I kept the code simple to show the structural changes. There is even no call to the method; structurally it does not have any affect. What happens to the structure in the background after you compile, is shown in the disassemled MSIL code below (Collapsed IL code by purpose;to point to the structure):

.class private auto ansi beforefieldinit Anonymous
    extends [mscorlib]System.Object
{
    .method public hidebysig specialname rtspecialname instance void .ctor() cil managed
    {
    }

    .method public hidebysig instance void Method() cil managed
    {
    }

    .class auto ansi sealed nested private beforefieldinit <>c__DisplayClass1
        extends [mscorlib]System.Object
    {
        .custom instance void [mscorlib]System.Runtime.CompilerServices.CompilerGeneratedAttribute::.ctor()
        .method public hidebysig specialname rtspecialname instance void .ctor() cil managed
        {
        }

        .method public hidebysig instance void b__0() cil managed
        {
        }

        .field public bool test

    }
}

Figure – 2

As you can see, a private sealed nested class named c_DisplayClass1 is created with one method named b__0 for our anonymous method. In the collapsed code our original Method method is modified in a way to create a new instance of c_DisplayClass1 to call the b__0 method. For those who are new to IL, I manually assembled it into C# code below:

class ILAssembled
{
	public void Method()
	{
		nested nt = new nested();
		nt.test = true;
	}

	private sealed class nested
	{
		public bool test;

		public void MethodNested()
		{
			test = false;
		}
	}
}

Figure – 3

The compiled IL code of the C# code above is exactly the same (excep some not important small changes). It is important to know that this IL result is for the code above. In fact, if I would move the local variable test to an instance variable, a method would be created instead of a nested class. Therefore, it is always safer to take a look at the disassembled IL code. My favorite tool is red Gate’s .Net Reflector, which can disassemble into many languages. Another big advantage of looking into the post compiled code is to study .Net Framework namespaces and learn good practices.

Let’s go back to our code. It does not mean that you could write the code in Figure-3 instead of in Figure-1 and save some compile time:). The point is that the magic is in the compiler in exchange of testability, readability and maybe some performance because you end up with a nested class instead of a method.

Instead, if I would write the code below, I would gain all the qualities I was looking for my unique solution:

public void Method()
{
	bool test = true;
	MyAction(test);
}
private void MyAction(bool test)
{
	test = false;
}

Figure – 4

As you can see, I created a method named MyAction to implement the functionality.

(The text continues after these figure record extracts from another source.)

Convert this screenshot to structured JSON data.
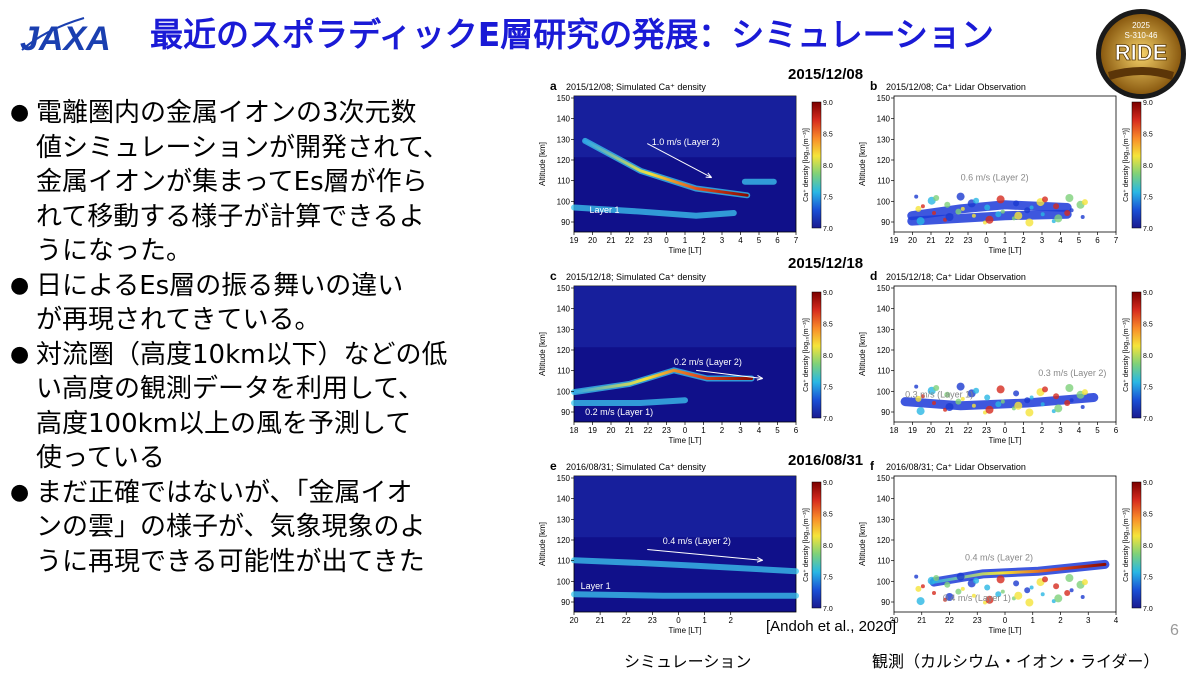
{
  "header": {
    "logo_text": "JAXA",
    "title": "最近のスポラディックE層研究の発展：シミュレーション",
    "badge": {
      "year": "2025",
      "code": "S-310-46",
      "name": "RIDE"
    }
  },
  "bullets": [
    {
      "text": "電離圏内の金属イオンの3次元数\n値シミュレーションが開発されて、\n金属イオンが集まってEs層が作ら\nれて移動する様子が計算できるよ\nうになった。"
    },
    {
      "text": "日によるEs層の振る舞いの違い\nが再現されてきている。"
    },
    {
      "text": "対流圏（高度10km以下）などの低\nい高度の観測データを利用して、\n高度100km以上の風を予測して\n使っている"
    },
    {
      "text": "まだ正確ではないが、「金属イオ\nンの雲」の様子が、気象現象のよ\nうに再現できる可能性が出てきた"
    }
  ],
  "bullet_symbol": "●",
  "figure": {
    "dates": [
      "2015/12/08",
      "2015/12/18",
      "2016/08/31"
    ],
    "panels": [
      {
        "letter": "a",
        "title": "2015/12/08; Simulated Ca⁺ density",
        "xticks": [
          "19",
          "20",
          "21",
          "22",
          "23",
          "0",
          "1",
          "2",
          "3",
          "4",
          "5",
          "6",
          "7"
        ],
        "annotations": [
          "1.0 m/s (Layer 2)",
          "Layer 1"
        ]
      },
      {
        "letter": "b",
        "title": "2015/12/08; Ca⁺ Lidar Observation",
        "xticks": [
          "19",
          "20",
          "21",
          "22",
          "23",
          "0",
          "1",
          "2",
          "3",
          "4",
          "5",
          "6",
          "7"
        ],
        "annotations": [
          "0.6 m/s (Layer 2)"
        ]
      },
      {
        "letter": "c",
        "title": "2015/12/18; Simulated Ca⁺ density",
        "xticks": [
          "18",
          "19",
          "20",
          "21",
          "22",
          "23",
          "0",
          "1",
          "2",
          "3",
          "4",
          "5",
          "6"
        ],
        "annotations": [
          "0.2 m/s (Layer 2)",
          "0.2 m/s (Layer 1)"
        ]
      },
      {
        "letter": "d",
        "title": "2015/12/18; Ca⁺ Lidar Observation",
        "xticks": [
          "18",
          "19",
          "20",
          "21",
          "22",
          "23",
          "0",
          "1",
          "2",
          "3",
          "4",
          "5",
          "6"
        ],
        "annotations": [
          "0.3 m/s (Layer 2)",
          "0.3 m/s (Layer 1)"
        ]
      },
      {
        "letter": "e",
        "title": "2016/08/31; Simulated Ca⁺ density",
        "xticks": [
          "20",
          "21",
          "22",
          "23",
          "0",
          "1",
          "2"
        ],
        "annotations": [
          "0.4 m/s (Layer 2)",
          "Layer 1"
        ]
      },
      {
        "letter": "f",
        "title": "2016/08/31; Ca⁺ Lidar Observation",
        "xticks": [
          "20",
          "21",
          "22",
          "23",
          "0",
          "1",
          "2",
          "3",
          "4"
        ],
        "annotations": [
          "0.4 m/s (Layer 2)",
          "0.4 m/s (Layer 1)"
        ]
      }
    ],
    "yticks": [
      "90",
      "100",
      "110",
      "120",
      "130",
      "140",
      "150"
    ],
    "ylabel": "Altitude [km]",
    "xlabel": "Time [LT]",
    "cbar_ticks": [
      "9.0",
      "8.5",
      "8.0",
      "7.5",
      "7.0"
    ],
    "cbar_label": "Ca⁺ density [log₁₀(m⁻³)]"
  },
  "citation": "[Andoh et al., 2020]",
  "page_number": "6",
  "caption_sim": "シミュレーション",
  "caption_obs": "観測（カルシウム・イオン・ライダー）"
}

Now I can create a unit test to test the MyAction and my colleagues can also understand the code at first look. It is really important to understand the code at first look if you are reviewing tens of classes; encrypting variable and method names, over using implicit type var and over using anonymous methods double or triple the review time.

For clarity I also provided below the disassembled IL code structure of Figure 4.(Collapsed IL code by purpose;to point to the structure):

.class private auto ansi beforefieldinit NonAnonymous
    extends [mscorlib]System.Object
{
    .method public hidebysig specialname rtspecialname instance void .ctor() cil managed
    {
    }

    .method public hidebysig instance void Method() cil managed
    {
    }

    .method private hidebysig instance void MyAction(bool test) cil managed
    {
    }

}

Figure – 5

As you can see, there is no nested class declared to run the anonymous method.

Conclusion

I believe knowing what you are using is the key of making the right decision for you unique solution.